GROWTH, ELECTRICAL-PROPERTIES AND RECIPROCAL LATTICE MAPPING CHARACTERIZATION OF HEAVILY B-DOPED, HIGHLY STRAINED SILICON-MOLECULAR BEAM EPITAXIAL STRUCTURES

The growth, electrical and structural characterization of heavily B-doped Si layers produced by molecular beam epitaxy is reported. B doping was obtained from an elemental B source by indirect heating of a graphite crucible in a thin, meander-shaped graphite heater. High doping levels up to 9 X 10(20) cm(-3) were achieved in structures which showed excellent epitaxial quality and bulk-like mobilities for growth temperatures less than or equal to 500 degrees C. The growth temperature (T-g) dependence of the electrical activation is reported in relation to the dopant incorporation and crystalline quality.

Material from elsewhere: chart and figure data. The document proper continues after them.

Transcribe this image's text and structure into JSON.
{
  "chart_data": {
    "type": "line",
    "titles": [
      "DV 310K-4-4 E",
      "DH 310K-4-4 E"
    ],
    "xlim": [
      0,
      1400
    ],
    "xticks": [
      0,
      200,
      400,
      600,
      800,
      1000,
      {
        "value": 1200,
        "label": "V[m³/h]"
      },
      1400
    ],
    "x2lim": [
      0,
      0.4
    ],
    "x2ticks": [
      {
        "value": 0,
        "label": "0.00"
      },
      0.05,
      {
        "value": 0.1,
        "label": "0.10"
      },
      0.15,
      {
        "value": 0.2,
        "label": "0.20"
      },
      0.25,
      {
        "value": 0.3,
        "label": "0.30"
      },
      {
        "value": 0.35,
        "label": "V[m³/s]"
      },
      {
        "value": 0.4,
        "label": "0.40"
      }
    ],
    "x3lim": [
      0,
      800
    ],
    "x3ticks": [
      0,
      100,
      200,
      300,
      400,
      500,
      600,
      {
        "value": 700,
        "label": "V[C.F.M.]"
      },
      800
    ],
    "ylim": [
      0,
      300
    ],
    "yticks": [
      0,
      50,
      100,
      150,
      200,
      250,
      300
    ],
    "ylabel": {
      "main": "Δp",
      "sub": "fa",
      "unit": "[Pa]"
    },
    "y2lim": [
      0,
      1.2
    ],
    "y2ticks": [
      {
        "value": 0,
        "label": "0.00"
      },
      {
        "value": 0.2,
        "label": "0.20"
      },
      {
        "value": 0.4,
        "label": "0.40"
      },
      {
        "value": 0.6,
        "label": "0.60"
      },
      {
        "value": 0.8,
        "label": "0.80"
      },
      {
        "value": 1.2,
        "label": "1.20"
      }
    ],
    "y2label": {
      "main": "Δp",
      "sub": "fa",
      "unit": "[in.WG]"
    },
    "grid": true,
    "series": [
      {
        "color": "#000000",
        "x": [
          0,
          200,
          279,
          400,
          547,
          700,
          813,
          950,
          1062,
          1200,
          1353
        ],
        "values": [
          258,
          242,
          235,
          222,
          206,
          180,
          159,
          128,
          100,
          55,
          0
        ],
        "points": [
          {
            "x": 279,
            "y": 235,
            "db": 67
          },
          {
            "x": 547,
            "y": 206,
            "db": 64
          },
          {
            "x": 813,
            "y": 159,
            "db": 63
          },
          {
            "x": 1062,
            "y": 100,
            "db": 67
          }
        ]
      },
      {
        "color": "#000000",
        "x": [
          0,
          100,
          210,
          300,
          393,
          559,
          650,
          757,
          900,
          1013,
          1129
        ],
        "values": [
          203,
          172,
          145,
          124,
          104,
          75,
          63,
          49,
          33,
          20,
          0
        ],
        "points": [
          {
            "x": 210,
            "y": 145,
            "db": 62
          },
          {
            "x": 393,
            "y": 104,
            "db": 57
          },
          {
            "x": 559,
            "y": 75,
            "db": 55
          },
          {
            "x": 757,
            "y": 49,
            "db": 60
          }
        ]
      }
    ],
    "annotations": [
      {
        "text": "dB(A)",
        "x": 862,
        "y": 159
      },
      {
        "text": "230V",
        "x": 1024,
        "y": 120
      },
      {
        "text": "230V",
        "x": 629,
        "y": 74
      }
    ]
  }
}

At T-g greater than or equal to 600 degrees C and high doping levels, poor electrical activation due to dopant segregation and precipitation was observed. The B-induced lattice strain in the Si epilayer was determined by means of a two-dimensional high-resolution mapping of the reciprocal space. The lattice contraction coefficient was measured to be (6.3 +/- 0.1) x 10(-24) cm(3)/atom by considering the concentration of carriers which should be in substitutional positions. Strain characterization of samples with strongly reduced electrical activation, i.e. grown at T-g greater than or equal to 600 degrees C, showed that the lattice contraction is related to the effectively incorporated and activated fraction of carriers rather than to the total dopant concentration.